Lafı dolandırmanın manası
yok, kurslara bıkbıklıyordum, şimdi kendim elimle götürüp getiriyorum,
bahaneler, kınamalar, tuh rezil kadın, bıkbıklayacağına önce kendi çocuğuna
serbest zaman ver diyenler, diyeceklerini dedilerse, dağılabiliriz.
Yok dur dağılmayalım,
daha anlatacaklarım var.
Evde yapılacak dünya
kadar iş var diye İlker istersem Arca’yı basketbol kursuna kendisinin götürebileceğini
söyledi. Yok dedim katiyen olmaz. Çünkü açık havada oturup kahve içerek kitap
okuma gibi bir saatlik bir lüks bahşediyor bu kurs bana. Tabii bu da beni
inanılmaz asosyal bir anne yapıyor. Etrafta toplaşan veliler sohbete dalarken
ben kitaba dalıyorum. Ay hiç kaynaşamam vallaha:) Neyse kursun son on beş
dakikası veliler spor salonuna alınıyorlar.
Hani başlıkta kahkaha
atmak ister misiniz diye sormuştum ya, işte istiyorsanız siz de o salona sızın.
Kahkaha garantili bir ilkokul 1. Sınıf basketbol maçına denk gelmeniz işten
değil.
Ben şahsen tek başıma
ayaklarımı yere vura vura, karnımı tuta tuta, ağız dolusu kahkaha attım bu
hafta. Tabii asosyal olduğumdan yanımda bu kahkahaları paylaşabileceğim kimse
yoktu, biraz da garipsendiğimi kabul ediyorum ama umrumda değil yav çok
komikler.
Şimdi bunlara top sürmeyi
öğretmişler ama tabii hiç birinin top sürdüğü filan yok. Biri topu kapıyor,
sımsıkı sarılıyor kimse elinden alamasın diye, herhangi bir potaya depar
atıyor. Oğlum pas ver, yok, ne zorluklarla kaptı o çocuk o topu bırakır mı?

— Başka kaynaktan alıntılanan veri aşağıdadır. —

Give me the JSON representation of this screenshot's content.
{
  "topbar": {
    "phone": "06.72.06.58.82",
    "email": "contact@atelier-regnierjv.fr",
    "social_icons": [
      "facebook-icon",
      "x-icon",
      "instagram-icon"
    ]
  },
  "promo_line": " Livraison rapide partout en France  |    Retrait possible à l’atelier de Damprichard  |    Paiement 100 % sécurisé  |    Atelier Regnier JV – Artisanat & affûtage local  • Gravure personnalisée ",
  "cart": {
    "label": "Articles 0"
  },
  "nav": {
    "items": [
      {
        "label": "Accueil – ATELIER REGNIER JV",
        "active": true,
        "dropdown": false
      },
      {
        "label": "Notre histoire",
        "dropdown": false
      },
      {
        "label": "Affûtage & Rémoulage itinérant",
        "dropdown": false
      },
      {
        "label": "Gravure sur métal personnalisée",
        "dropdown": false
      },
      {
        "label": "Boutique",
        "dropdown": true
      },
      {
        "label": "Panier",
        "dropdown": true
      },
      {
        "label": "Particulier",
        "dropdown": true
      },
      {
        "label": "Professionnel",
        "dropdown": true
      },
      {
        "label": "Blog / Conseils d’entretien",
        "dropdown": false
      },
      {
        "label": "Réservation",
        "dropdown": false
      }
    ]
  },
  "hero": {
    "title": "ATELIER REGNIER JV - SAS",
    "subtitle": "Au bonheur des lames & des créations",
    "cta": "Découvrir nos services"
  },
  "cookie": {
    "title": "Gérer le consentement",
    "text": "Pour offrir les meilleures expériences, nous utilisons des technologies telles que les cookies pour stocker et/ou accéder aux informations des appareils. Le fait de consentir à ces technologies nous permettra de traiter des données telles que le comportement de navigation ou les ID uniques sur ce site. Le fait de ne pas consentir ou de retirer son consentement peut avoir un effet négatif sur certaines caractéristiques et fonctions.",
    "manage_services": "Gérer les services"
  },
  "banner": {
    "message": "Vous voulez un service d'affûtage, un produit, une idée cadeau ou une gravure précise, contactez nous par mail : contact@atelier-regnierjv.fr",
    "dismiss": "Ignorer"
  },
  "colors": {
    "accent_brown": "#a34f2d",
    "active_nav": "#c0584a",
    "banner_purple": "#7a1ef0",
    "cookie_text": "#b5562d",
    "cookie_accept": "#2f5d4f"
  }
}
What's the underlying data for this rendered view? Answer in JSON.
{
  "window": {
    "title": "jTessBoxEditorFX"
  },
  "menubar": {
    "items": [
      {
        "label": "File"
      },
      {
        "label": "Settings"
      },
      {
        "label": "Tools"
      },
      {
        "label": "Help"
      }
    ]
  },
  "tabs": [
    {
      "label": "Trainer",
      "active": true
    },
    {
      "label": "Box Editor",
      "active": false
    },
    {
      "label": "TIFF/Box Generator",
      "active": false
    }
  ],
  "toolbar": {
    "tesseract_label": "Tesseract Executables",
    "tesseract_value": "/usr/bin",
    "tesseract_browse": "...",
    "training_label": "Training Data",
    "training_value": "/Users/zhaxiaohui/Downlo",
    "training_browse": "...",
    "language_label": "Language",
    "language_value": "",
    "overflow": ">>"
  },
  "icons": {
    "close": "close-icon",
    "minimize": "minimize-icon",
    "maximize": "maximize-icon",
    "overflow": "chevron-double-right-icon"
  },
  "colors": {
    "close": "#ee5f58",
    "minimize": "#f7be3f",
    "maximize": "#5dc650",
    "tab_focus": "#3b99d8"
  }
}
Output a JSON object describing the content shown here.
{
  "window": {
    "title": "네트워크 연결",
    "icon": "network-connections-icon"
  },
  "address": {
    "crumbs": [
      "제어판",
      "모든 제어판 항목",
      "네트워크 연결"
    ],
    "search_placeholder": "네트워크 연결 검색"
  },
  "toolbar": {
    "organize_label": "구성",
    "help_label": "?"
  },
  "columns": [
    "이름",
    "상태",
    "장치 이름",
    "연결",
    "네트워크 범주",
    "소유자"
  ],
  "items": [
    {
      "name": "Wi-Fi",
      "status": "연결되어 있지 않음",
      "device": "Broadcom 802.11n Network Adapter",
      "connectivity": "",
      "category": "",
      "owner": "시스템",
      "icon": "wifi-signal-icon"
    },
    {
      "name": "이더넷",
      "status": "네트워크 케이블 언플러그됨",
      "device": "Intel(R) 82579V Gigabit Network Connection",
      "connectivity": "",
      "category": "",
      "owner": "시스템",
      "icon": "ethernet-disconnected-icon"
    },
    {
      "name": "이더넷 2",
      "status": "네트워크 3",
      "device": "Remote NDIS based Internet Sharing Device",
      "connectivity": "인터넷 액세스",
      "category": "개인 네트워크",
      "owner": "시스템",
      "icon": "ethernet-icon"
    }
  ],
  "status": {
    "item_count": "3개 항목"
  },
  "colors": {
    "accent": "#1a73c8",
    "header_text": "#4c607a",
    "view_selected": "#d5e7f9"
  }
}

Hatta kucağında topla birkaç tur atıyor sahada, peşi sıra iki takım birden.
Topu bir şekilde kaptırmamayı başardıysa ve artık elinde topla koşturmaktan
sıkıldıysa, aklına potaya şut atmak geliyor. Zaten kimsenin sayı atabildiği yok,
artık top kimin eline geçerse aynı sahne başka bir çocukla tekrarlanıyor. Pas
yok diyorum ya, takım olma bilinci de yok. Top kimdeyse huraa hepsi yükleniyor.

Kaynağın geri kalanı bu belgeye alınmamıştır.